- Full name: Anastasiya Aliaxandrauna Malakanava
- Born: 1 May 2003 (age 23) Minsk, Belarus
- Height: 170 cm (5 ft 7 in)

Gymnastics career
- Discipline: Rhythmic gymnastics
- Country represented: Belarus (2021 - present)
- Club: Dinamo
- Head coach: Irina Leparskaya
- Medal record
Representing Belarus
World Championships
| Bronze medal – third place | 2021 Kitakyushu | Team |
| Bronze medal – third place | 2021 Kitakyushu | Group All-around |
European Championships
| Silver medal – second place | 2021 Varna | Team |

= Anastasiya Malakanava =

Belarusian rhythmic gymnast

Anastasiya Aliaxandrauna Malakanava (Настасся Аляксандраўна Малаканава; born 1 May 2003) is a Belarusian group rhythmic gymnast. She is the 2021 World team and group all-around bronze medalist. She represented Belarus at the 2020 Summer Olympics where she finished fifth in the group all-around. She won a silver medal in the team event at the 2021 European Championships.

== Career ==
Malakanava competed at the Tashkent World Cup where the Belarusian group won the all-around bronze medal behind Uzbekistan and Israel. They won the silver medal in the 5 balls final behind Uzbekistan, and in the 3 hoops + 4 clubs behind Israel. She won a group all-around bronze medal at the Baku World Cup behind Bulgaria and Italy. They also won the bronze medal in the 3 hoops + 4 clubs final and placed fourth in the 5 balls.
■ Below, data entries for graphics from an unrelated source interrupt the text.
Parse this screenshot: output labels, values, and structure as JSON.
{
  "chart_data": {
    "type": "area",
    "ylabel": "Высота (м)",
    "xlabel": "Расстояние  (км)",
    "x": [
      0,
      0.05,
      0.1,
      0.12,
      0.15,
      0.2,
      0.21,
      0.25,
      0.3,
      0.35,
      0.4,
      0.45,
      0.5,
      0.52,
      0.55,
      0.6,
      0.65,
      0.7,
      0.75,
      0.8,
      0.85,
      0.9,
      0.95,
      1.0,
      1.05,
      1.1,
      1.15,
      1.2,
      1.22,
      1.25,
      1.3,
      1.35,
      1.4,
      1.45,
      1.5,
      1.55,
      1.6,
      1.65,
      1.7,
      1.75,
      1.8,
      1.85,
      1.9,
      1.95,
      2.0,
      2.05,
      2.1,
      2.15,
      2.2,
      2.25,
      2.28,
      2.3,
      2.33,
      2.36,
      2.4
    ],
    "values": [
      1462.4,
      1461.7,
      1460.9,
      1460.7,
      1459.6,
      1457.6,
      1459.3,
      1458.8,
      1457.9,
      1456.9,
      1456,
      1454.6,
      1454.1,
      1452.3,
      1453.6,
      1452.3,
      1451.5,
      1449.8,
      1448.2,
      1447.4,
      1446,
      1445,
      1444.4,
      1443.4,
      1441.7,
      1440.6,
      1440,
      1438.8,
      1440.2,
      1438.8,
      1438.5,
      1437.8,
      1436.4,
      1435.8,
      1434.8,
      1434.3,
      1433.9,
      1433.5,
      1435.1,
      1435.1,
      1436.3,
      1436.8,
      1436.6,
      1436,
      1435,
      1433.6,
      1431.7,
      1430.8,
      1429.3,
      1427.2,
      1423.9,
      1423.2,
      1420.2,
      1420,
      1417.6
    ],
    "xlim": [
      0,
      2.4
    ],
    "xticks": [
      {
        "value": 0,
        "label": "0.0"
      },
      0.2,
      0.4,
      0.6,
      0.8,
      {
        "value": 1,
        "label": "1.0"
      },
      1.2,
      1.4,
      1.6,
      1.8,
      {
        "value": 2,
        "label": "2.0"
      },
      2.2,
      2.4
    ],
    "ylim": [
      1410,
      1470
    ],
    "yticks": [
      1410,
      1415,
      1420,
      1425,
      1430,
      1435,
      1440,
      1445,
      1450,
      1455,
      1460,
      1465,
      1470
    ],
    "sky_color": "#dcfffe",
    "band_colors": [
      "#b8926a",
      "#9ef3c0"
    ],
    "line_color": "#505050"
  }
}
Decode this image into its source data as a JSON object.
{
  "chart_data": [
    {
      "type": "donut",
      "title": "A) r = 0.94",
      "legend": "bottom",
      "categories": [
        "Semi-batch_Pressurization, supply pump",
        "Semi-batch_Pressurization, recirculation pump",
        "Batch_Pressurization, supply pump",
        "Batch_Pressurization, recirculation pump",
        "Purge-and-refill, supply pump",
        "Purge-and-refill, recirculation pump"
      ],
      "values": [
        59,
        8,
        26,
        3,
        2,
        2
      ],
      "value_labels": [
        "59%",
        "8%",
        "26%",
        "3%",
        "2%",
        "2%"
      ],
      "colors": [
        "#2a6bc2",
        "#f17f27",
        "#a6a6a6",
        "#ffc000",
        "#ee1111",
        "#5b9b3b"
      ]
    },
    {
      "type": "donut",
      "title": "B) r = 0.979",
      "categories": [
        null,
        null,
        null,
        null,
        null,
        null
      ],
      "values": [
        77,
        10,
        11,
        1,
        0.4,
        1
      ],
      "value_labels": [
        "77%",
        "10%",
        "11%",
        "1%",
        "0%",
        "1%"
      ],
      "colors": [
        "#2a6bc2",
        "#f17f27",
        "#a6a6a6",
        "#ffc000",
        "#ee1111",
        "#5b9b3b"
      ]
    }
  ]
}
She then competed at the European Championships and won a silver medal in the team competition with the senior group and individuals Alina Harnasko and Anastasiia Salos. The Belarusian group finished fourth in the all-around and in 5 balls and finished eighth in 3 hoops + 4 clubs.

Malakanava was selected to represent Belarus at the 2020 Summer Olympics alongside Hanna Haidukevich, Anastasiya Rybakova, Arina Tsitsilina, Karyna Yarmolenka. In the qualification round, the group finished in eighth and qualified for the final spot in the final. Then in the group all-around final, the group improved to finish in fifth place. The same group then competed at the World Championships in Kitakyushu, Japan. They won the group all-around bronze medal behind Italy and Russia. This marked the first time Belarus won a World group all-around medal since 2014. In the apparatus finals, they finished fourth in 5 balls and eighth in 3 hoops + 4 clubs. The Belarusian team of Alina Harnasko, Anastasiia Salos, and the senior group won the team bronze medal behind Russia and Italy.

Malakanava did not compete in any international competitions in 2022 due to the International Gymnastics Federation banning Russian and Belarusian athletes due to the 2022 Russian invasion of Ukraine.